SOCIAL, ECONOMIC, POLITICAL, AND IT ALIGNMENT
Deactivating botnets to create a safer, more trusted Internet
Botnets are networks of compromised computers that are controlled remotely and surreptitiously by one or more cyber criminals. Botnets are attractive to these individuals for two reasons: botnets are easy to hide behind and botnets make a lot of money for the botnet controller, or bot-herder.
By harnessing the processing power, storage, and bandwidth of personal and business computers, bot-herders can generate vast amounts of spam, launch attacks against large websites, commit online advertising fraud, and more. Tracing the origin of an attack only leads back to the hijacked computer of an innocent user, where the trail ends.
The impact of botnets is huge. According to Microsoft's Security Intelligence Report volume 9:
- Microsoft cleaned more than 6.5 million computers of botnet infections in 2Q 2010—double the number for the same period a year before.
- The U.S. had the most botnet infections (2.2 million botnet infections in the second half of 2010), far ahead of Brazil, which had the second greatest number of infections (550,000). Spain had the most infections in Europe (382,000 botnet infections) followed by France, the U.K., and Germany.
- Korea was found to have the highest rate of botnet infection (14.6 bot computers cleaned per thousand); followed by Spain (12.4 bot computers cleaned per thousand); and Mexico (11.4 bot computers cleaned per thousand).
Microsoft has been leading an effort against the botnet threat for the past six years through public and private partnerships with industry, academia, government, and law enforcement around the world. Since 2009, Microsoft has hosted the annual Digital Crimes Consortium, which brings together worldwide law enforcement agencies, government, and academic and industry experts to discuss the latest trends and research in the fight against botnets and other cybercrime.
On September 7, 2010, Microsoft announced that its legal action to permanently shut down a major botnet known as Waledac was successful, and since the company first took action against Waledac in February 2010, communications within the botnet have remained dead and Microsoft has not seen any new Waledac infections.
Prior to the takedown, Microsoft estimated that Waledac infected hundreds of thousands of computers around the world and had the capacity to send more than 1.5 billion spam email messages per day. Microsoft also found that between December 3 and December 21, 2009, Waledac was responsible for approximately 651 million spam email messages directed to Hotmail accounts alone, including offers and scams related to online pharmacies, imitation goods, jobs, penny stocks, and more.
This successful legal and industry operation against Waledac is the first of its kind, and the collaborative approach has paved the way for future takedowns in cases where criminals are abusing anonymity to victimize computer users around the world.
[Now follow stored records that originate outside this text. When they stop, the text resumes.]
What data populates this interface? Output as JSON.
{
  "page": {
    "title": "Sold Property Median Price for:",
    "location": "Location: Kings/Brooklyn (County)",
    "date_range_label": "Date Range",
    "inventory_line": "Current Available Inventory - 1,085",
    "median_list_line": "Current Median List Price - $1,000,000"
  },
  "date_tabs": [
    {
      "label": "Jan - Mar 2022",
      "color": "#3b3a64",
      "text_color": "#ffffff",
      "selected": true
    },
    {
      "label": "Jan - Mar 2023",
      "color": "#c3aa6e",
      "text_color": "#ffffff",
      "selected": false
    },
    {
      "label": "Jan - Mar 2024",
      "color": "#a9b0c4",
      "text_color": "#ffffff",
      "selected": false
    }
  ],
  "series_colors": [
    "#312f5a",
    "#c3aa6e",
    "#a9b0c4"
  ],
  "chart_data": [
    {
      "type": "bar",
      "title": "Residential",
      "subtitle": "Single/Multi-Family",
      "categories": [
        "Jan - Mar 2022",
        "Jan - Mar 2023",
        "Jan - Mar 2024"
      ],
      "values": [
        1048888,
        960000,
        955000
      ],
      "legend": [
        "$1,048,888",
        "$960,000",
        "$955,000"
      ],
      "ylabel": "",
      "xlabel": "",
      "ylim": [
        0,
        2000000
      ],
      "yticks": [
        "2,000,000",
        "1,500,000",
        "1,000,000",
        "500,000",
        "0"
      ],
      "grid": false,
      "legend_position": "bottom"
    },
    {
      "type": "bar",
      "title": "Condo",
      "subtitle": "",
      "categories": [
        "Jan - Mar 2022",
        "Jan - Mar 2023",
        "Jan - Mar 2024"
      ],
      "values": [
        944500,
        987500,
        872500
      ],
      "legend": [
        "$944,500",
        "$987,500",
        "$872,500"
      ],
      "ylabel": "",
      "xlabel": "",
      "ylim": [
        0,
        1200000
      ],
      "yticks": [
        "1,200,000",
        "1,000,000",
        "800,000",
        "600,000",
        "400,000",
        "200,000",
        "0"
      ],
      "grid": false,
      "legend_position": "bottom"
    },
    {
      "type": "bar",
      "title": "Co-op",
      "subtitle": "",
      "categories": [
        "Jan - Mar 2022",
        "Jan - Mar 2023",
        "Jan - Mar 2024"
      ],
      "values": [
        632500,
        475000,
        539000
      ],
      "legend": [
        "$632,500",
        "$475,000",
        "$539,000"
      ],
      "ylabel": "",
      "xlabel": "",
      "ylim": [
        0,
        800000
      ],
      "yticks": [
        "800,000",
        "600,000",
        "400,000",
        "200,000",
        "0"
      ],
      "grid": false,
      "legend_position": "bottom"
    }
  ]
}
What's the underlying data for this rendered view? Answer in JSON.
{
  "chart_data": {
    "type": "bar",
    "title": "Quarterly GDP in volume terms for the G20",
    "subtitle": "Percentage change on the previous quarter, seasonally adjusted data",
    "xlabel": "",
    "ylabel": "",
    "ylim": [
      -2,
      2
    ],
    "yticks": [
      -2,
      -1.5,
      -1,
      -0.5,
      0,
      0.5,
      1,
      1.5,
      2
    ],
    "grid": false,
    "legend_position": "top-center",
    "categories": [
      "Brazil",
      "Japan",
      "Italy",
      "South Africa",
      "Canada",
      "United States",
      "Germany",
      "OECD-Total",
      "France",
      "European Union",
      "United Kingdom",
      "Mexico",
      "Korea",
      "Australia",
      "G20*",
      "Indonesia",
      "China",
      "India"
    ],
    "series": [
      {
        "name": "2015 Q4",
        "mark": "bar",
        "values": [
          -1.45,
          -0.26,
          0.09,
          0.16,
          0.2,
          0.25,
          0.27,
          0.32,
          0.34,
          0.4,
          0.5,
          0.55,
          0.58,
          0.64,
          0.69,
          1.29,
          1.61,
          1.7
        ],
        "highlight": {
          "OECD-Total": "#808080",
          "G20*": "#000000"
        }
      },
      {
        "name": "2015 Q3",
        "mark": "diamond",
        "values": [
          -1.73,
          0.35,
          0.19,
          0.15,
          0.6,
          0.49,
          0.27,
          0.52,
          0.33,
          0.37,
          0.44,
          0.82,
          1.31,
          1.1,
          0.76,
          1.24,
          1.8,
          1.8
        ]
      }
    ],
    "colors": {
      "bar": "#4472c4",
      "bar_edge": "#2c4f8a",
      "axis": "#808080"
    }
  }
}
In taking down Waledac, Microsoft also gained more visibility into the workings and footprint of the Waledac botnet, enabling the company to begin working with CERTS and ISPs to help infected customers remove the Waledac malware from their machines. Microsoft created the Virus and Security Solution Center to help people understand the threat of botnets and clean the malware from their computers.
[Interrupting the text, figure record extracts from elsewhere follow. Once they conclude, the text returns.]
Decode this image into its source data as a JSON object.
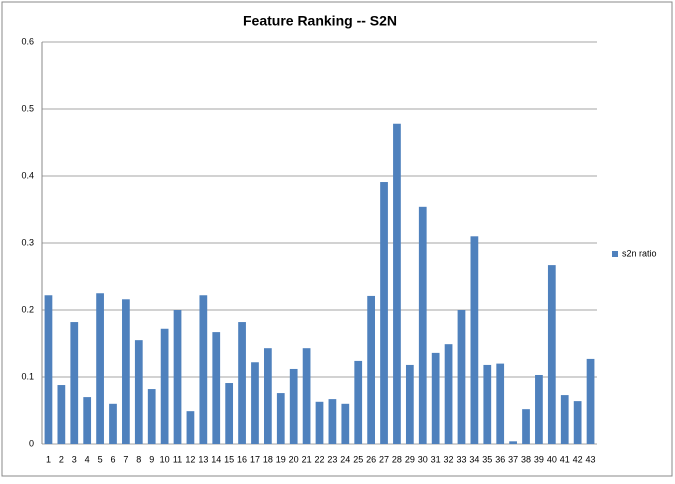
{
  "chart_data": {
    "type": "bar",
    "title": "Feature Ranking -- S2N",
    "categories": [
      "1",
      "2",
      "3",
      "4",
      "5",
      "6",
      "7",
      "8",
      "9",
      "10",
      "11",
      "12",
      "13",
      "14",
      "15",
      "16",
      "17",
      "18",
      "19",
      "20",
      "21",
      "22",
      "23",
      "24",
      "25",
      "26",
      "27",
      "28",
      "29",
      "30",
      "31",
      "32",
      "33",
      "34",
      "35",
      "36",
      "37",
      "38",
      "39",
      "40",
      "41",
      "42",
      "43"
    ],
    "series": [
      {
        "name": "s2n ratio",
        "color": "#4f81bd",
        "values": [
          0.222,
          0.088,
          0.182,
          0.07,
          0.225,
          0.06,
          0.216,
          0.155,
          0.082,
          0.172,
          0.2,
          0.049,
          0.222,
          0.167,
          0.091,
          0.182,
          0.122,
          0.143,
          0.076,
          0.112,
          0.143,
          0.063,
          0.067,
          0.06,
          0.124,
          0.221,
          0.391,
          0.478,
          0.118,
          0.354,
          0.136,
          0.149,
          0.2,
          0.31,
          0.118,
          0.12,
          0.004,
          0.052,
          0.103,
          0.267,
          0.073,
          0.064,
          0.127
        ]
      }
    ],
    "ylim": [
      0,
      0.6
    ],
    "yticks": [
      0,
      0.1,
      0.2,
      0.3,
      0.4,
      0.5,
      0.6
    ],
    "grid": true,
    "legend": "right"
  }
}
The Waledac takedown is the first undertaking in a larger Microsoft-led initiative called Project Microsoft Active Response for Security (MARS), which is a joint effort between the Microsoft Digital Crimes Unit, the Microsoft Malware Protection Center (MMPC), Microsoft Support, and the Trustworthy Computing team to annihilate botnets and help make the Internet safer for everyone. Microsoft believes the Waledac takedown will be the first of many successful endeavors for Project MARS and is already working to apply the lessons learned from this operation to future initiatives.